Yet another poll on the New York mayoral race less than two years from now puts former Governor Andrew Cuomo at the head of the pack.
The Slingshot Strategies poll, released Saturday, makes the former governor — who resigned in August 2021 over a sexual harassment scandal — the Democratic frontrunner in the 2025 mayoral election should the incumbent mayor, Eric Adams, not be in the race.
The same poll also found that a majority of respondents think Adams should resign if he is indicted, though at present he has not been said to be under any criminal investigation. Adams, however, has been linked to a former campaign aide whose Brooklyn home was raided in November over questionable activities involving Turkish developers; the probe also resulted in the mayor having his phones seized by the FBI.
In the Slingshot survey, voters overwhelmingly said they would back Cuomo, who resigned amid allegations of sexual harassment (which he denied), were he to jump in a race to replace Adams. The prospect of Cuomo’s candidacy comes in the wake of reports that he is weighing a run for mayor as part of a bid to reenter political life.
Out of a wide field of 11 potential candidates who have been reported to be interested in a run for mayor, the survey found Cuomo would garner 15% of the top-ranked votes if a ranked-choice special election to replace Mayor Adams were held today.
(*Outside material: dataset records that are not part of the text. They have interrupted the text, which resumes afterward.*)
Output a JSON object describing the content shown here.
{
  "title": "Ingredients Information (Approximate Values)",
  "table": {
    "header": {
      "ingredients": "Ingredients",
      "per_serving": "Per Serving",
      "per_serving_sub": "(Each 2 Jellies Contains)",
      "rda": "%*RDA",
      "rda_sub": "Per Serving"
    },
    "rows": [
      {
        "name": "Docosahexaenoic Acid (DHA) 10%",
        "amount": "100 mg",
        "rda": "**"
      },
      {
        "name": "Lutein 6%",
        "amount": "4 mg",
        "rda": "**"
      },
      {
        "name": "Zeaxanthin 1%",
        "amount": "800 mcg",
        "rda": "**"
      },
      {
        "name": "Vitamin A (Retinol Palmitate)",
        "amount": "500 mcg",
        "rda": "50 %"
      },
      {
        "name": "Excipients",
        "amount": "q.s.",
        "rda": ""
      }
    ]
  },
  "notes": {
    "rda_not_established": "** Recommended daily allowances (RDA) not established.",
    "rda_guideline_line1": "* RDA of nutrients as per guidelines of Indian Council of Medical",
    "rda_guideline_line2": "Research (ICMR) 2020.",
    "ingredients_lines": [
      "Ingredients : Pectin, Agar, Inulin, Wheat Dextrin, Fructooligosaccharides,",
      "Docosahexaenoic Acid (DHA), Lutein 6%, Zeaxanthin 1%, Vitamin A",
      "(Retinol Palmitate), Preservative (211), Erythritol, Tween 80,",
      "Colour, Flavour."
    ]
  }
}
Cuomo would be tailed by Public Advocate Jumaane Williams with 9% of top votes and Republican Curtis Sliwa with 8% of top votes — followed by a group of other city and state officials that respondents said they were less familiar with. In an instant runoff simulation of these results, Cuomo would best Williams in the final round by a margin of over 30 points.
But since the basis of the survey is completely speculative, the results can be viewed as an abstract approximation.
Around 36% of those surveyed said that they were not sure who they were who they would vote for in a special election — more than the amount of top-ranked votes that any individual candidate received.
The circumstances of this special election scenario and the indictment against Adams are hypothetical for now. Mayor Adams has said that his campaign “held itself to the highest standards.” He is currently raising money for a 2025 reelection bid.
But the poll is the second one in a week to document the way that the FBI probe is weighing on the mayor’s public perception. It found that 56% of New Yorkers disapprove of his job performance, as opposed to 37% that approve.
A Quinnipiac University poll released Wednesday found his approval rating to be at 28% — a record low since Quinnipiac began tracking mayoral popularity more than 30 years ago.
If federal investigators were to issue an indictment for Adams, 52% of voters believe he should resign as mayor, versus 38% who believe he should remain in the position as the legal process plays out.
Deputy Mayor of Communications Fabien Levy called the results of the Slingshot poll misleading.
“When political opportunists can’t win at the ballot box, they try to win in the court of public opinion by spreading lies. Mayor Adams was voted into office to fight for working New Yorkers — and he will keep fighting for them as mayor no matter what his political opponents say, and no matter what other arrow of injustice is aimed his way. Attempting to tear down the city’s second Black mayor for blatant political purposes is shameful,” Levy said.